In most studies on prosodIc structure, two or three levels of constituency above the prosodic word are usually assumed: the accentual phrase (also named minor phrase or clitic group), the intermediate phrase (also named major phrase or phonological phrase) and the intonational phrase. The different names assigned to these units often reflect distinct perspectives in apprehending prosodic structure, among which we may distinguish an intonation-based approach and a grammatically-driven approach. Because of these differences, endless debates exist on the validity of the various units.
In this communication, based on analysis of French prosody and on an examination of the intermediate phrase, we will argue for an approach that clearly distinguishes between metrically and intonationally-based prosodic units. First, we will clarify the extension and status of the intermediate phrase in such a way as to consider it essentially as a metrically-driven prosodic unit.

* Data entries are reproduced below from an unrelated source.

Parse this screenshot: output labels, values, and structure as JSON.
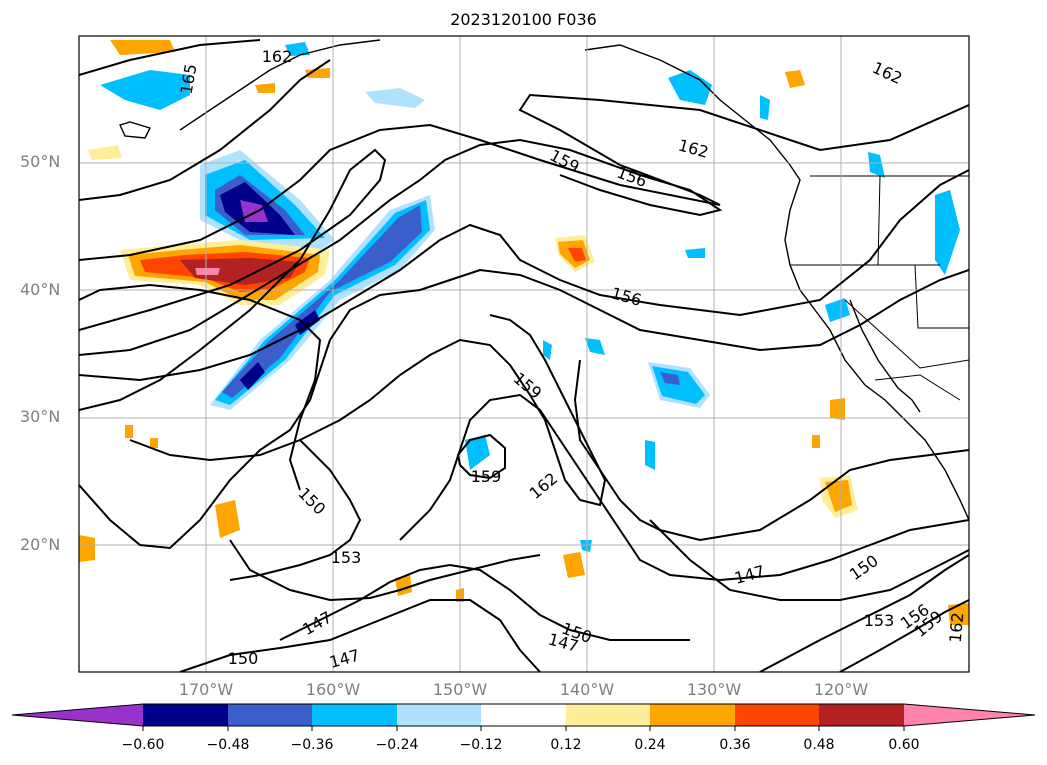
{
  "title": "2023120100 F036",
  "map": {
    "lat_labels": [
      "50°N",
      "40°N",
      "30°N",
      "20°N"
    ],
    "lon_labels": [
      "170°W",
      "160°W",
      "150°W",
      "140°W",
      "130°W",
      "120°W"
    ],
    "grid": true,
    "contour_labels": [
      "162",
      "165",
      "162",
      "159",
      "156",
      "156",
      "159",
      "159",
      "162",
      "150",
      "153",
      "147",
      "147",
      "150",
      "150",
      "147",
      "147",
      "150",
      "153",
      "156",
      "159",
      "162",
      "162"
    ],
    "shading_colors": {
      "purple": "#9932cc",
      "navy": "#00008b",
      "royal": "#3a5fcd",
      "deepsky": "#00bfff",
      "lightblue": "#b0e2ff",
      "lightyellow": "#ffee99",
      "orange": "#ffa500",
      "orangered": "#ff4500",
      "firebrick": "#b22222",
      "pink": "#ff83aa"
    }
  },
  "colorbar": {
    "ticks": [
      "−0.60",
      "−0.48",
      "−0.36",
      "−0.24",
      "−0.12",
      "0.12",
      "0.24",
      "0.36",
      "0.48",
      "0.60"
    ],
    "colors": [
      "#9932cc",
      "#00008b",
      "#3a5fcd",
      "#00bfff",
      "#b0e2ff",
      "#ffffff",
      "#ffee99",
      "#ffa500",
      "#ff4500",
      "#b22222",
      "#ff83aa"
    ]
  }
}
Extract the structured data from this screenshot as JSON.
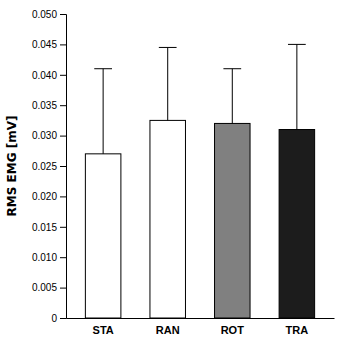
{
  "chart_data": {
    "type": "bar",
    "categories": [
      "STA",
      "RAN",
      "ROT",
      "TRA"
    ],
    "values": [
      0.027,
      0.0325,
      0.032,
      0.031
    ],
    "errors_upper": [
      0.014,
      0.012,
      0.009,
      0.014
    ],
    "colors": [
      "#ffffff",
      "#ffffff",
      "#808080",
      "#1c1c1c"
    ],
    "ylabel": "RMS EMG [mV]",
    "ylim": [
      0,
      0.05
    ],
    "yticks": [
      0,
      0.005,
      {
        "value": 0.01,
        "label": "0.010"
      },
      0.015,
      {
        "value": 0.02,
        "label": "0.020"
      },
      0.025,
      {
        "value": 0.03,
        "label": "0.030"
      },
      0.035,
      {
        "value": 0.04,
        "label": "0.040"
      },
      0.045,
      {
        "value": 0.05,
        "label": "0.050"
      }
    ],
    "grid": false
  }
}
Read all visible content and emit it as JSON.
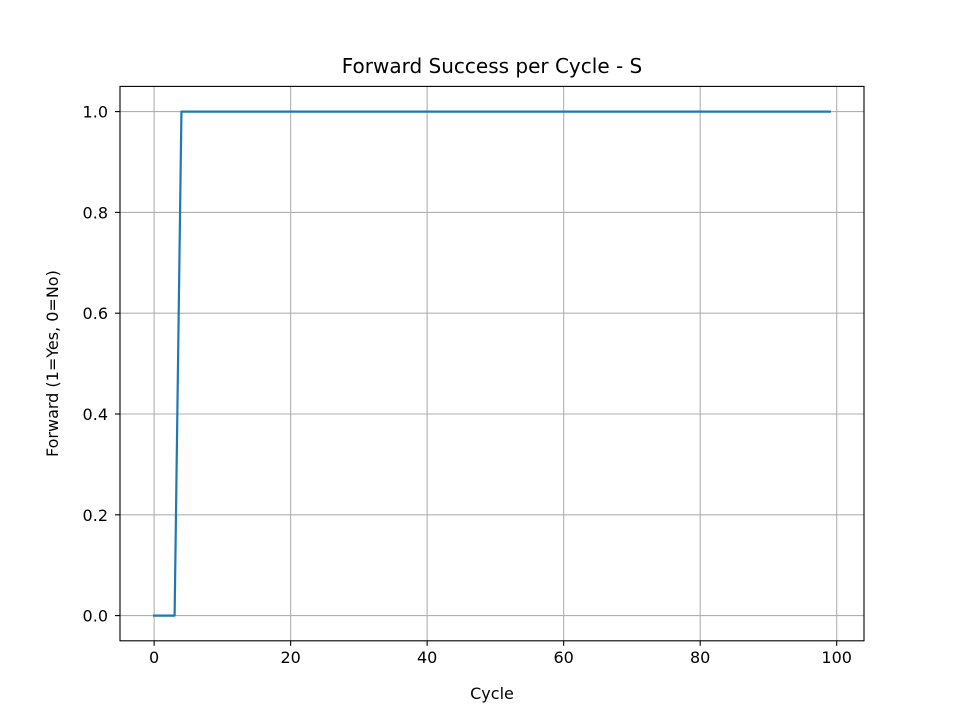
{
  "chart_data": {
    "type": "line",
    "title": "Forward Success per Cycle - S",
    "xlabel": "Cycle",
    "ylabel": "Forward (1=Yes, 0=No)",
    "xlim": [
      -5,
      104
    ],
    "ylim": [
      -0.05,
      1.05
    ],
    "xticks": [
      0,
      20,
      40,
      60,
      80,
      100
    ],
    "yticks": [
      0.0,
      0.2,
      0.4,
      0.6,
      0.8,
      1.0
    ],
    "xtick_labels": [
      "0",
      "20",
      "40",
      "60",
      "80",
      "100"
    ],
    "ytick_labels": [
      "0.0",
      "0.2",
      "0.4",
      "0.6",
      "0.8",
      "1.0"
    ],
    "grid": true,
    "series": [
      {
        "color": "#1f77b4",
        "x": [
          0,
          1,
          2,
          3,
          4,
          99
        ],
        "y": [
          0,
          0,
          0,
          0,
          1,
          1
        ]
      }
    ]
  }
}
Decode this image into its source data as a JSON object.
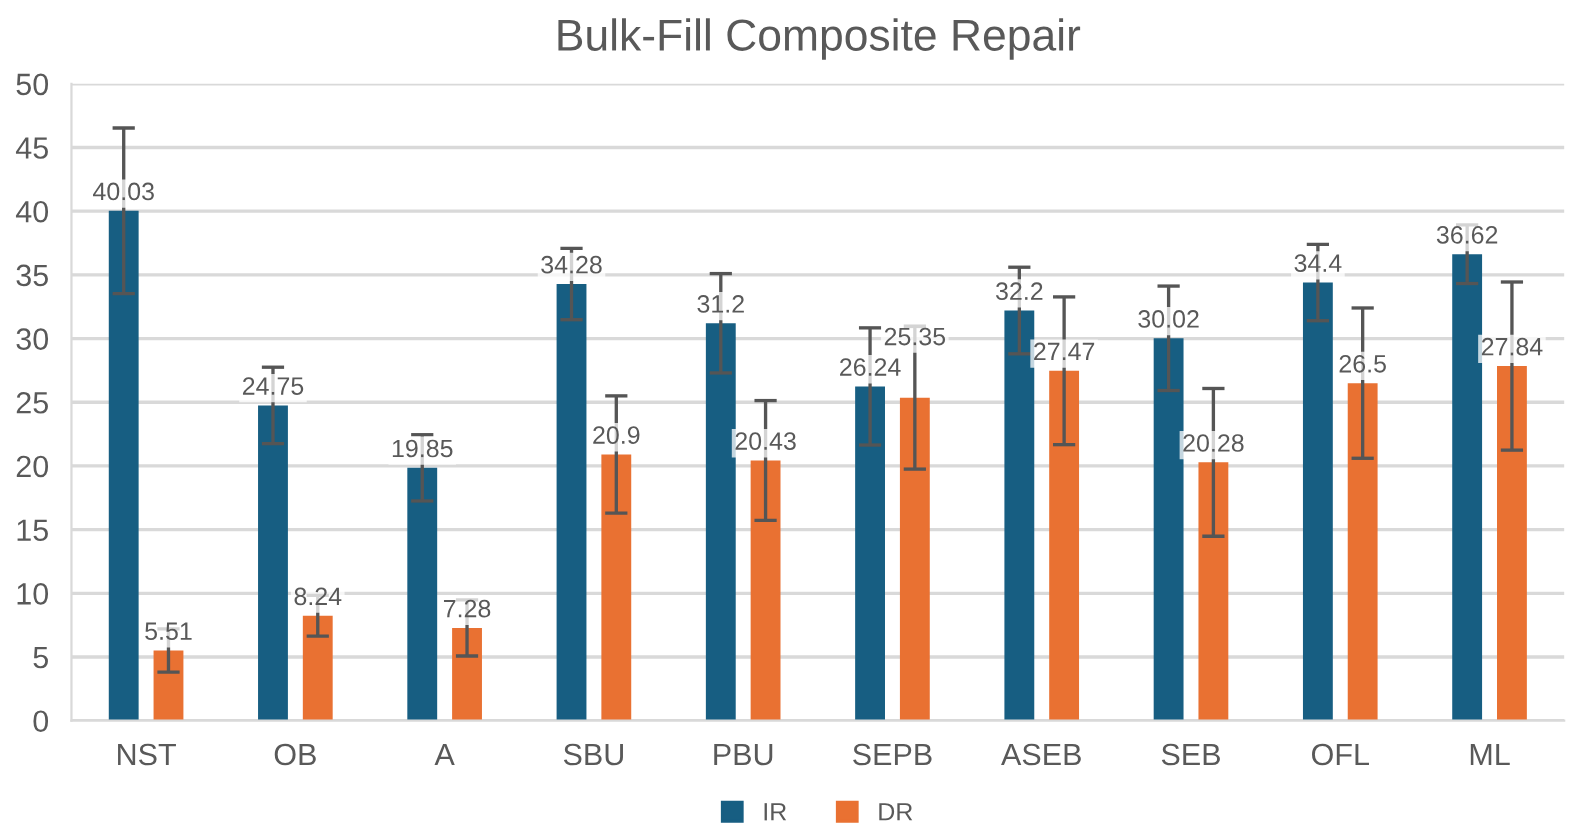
{
  "chart_data": {
    "type": "bar",
    "title": "Bulk-Fill Composite Repair",
    "categories": [
      "NST",
      "OB",
      "A",
      "SBU",
      "PBU",
      "SEPB",
      "ASEB",
      "SEB",
      "OFL",
      "ML"
    ],
    "series": [
      {
        "name": "IR",
        "color": "#175e82",
        "values": [
          40.03,
          24.75,
          19.85,
          34.28,
          31.2,
          26.24,
          32.2,
          30.02,
          34.4,
          36.62
        ],
        "errors": [
          6.5,
          3.0,
          2.6,
          2.8,
          3.9,
          4.6,
          3.4,
          4.1,
          3.0,
          2.3
        ]
      },
      {
        "name": "DR",
        "color": "#e97132",
        "values": [
          5.51,
          8.24,
          7.28,
          20.9,
          20.43,
          25.35,
          27.47,
          20.28,
          26.5,
          27.84
        ],
        "errors": [
          1.7,
          1.6,
          2.2,
          4.6,
          4.7,
          5.6,
          5.8,
          5.8,
          5.9,
          6.6
        ]
      }
    ],
    "ylim": [
      0,
      50
    ],
    "yticks": [
      0,
      5,
      10,
      15,
      20,
      25,
      30,
      35,
      40,
      45,
      50
    ],
    "grid": "y",
    "legend": "bottom",
    "data_labels": true
  }
}
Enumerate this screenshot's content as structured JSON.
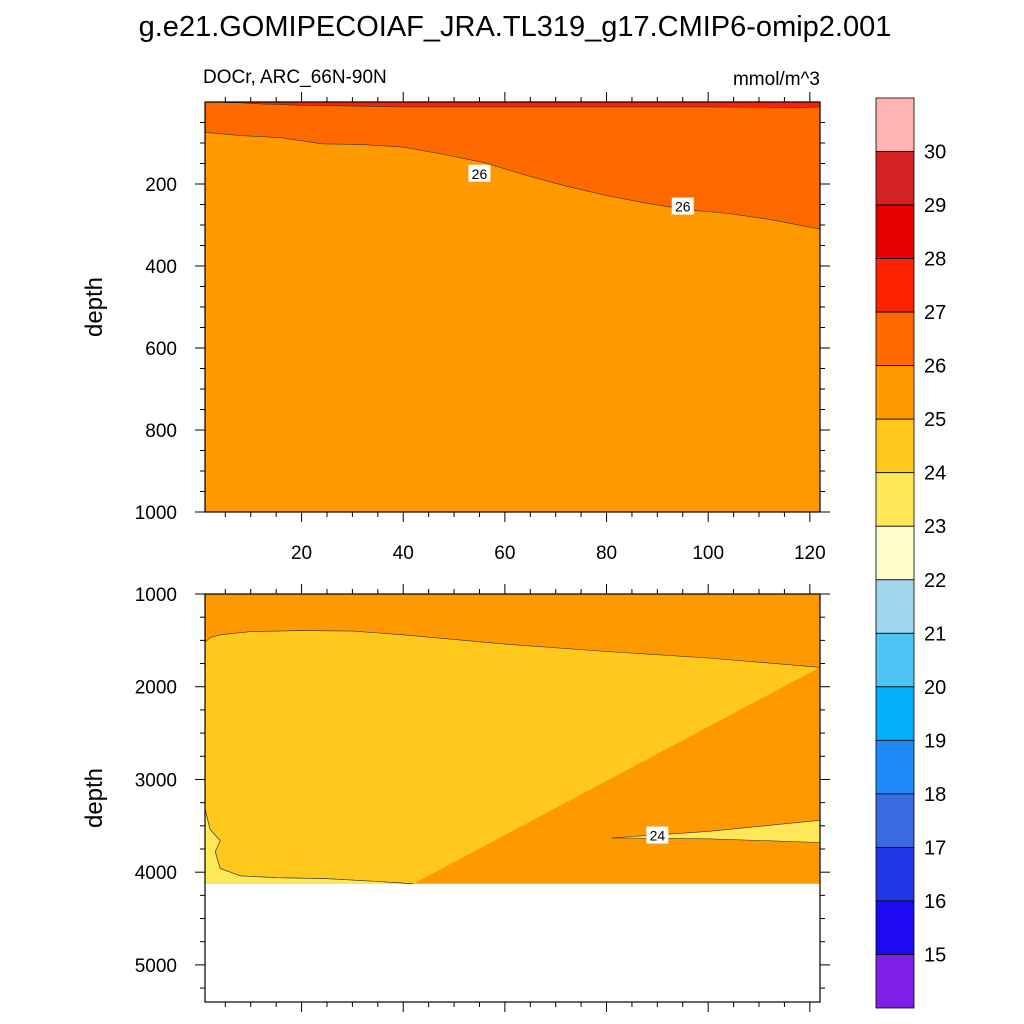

Second, a distinction will be made between this metrically-driven phrase and two types of intonational phrases on the basis of the intonational contours occurring at their right edge.
This proposal is based on (a) the inventory and possible realisations of the contours at the right edge of these phrases, and (b) their relation with the morpho-syntactic and semantic structures. Note that our proposal accounts for phrasing and intonation contour choice at the underlying phonological level, the way the contours are realized being seen as resulting from choices made in other parts of the grammar and from performance factors.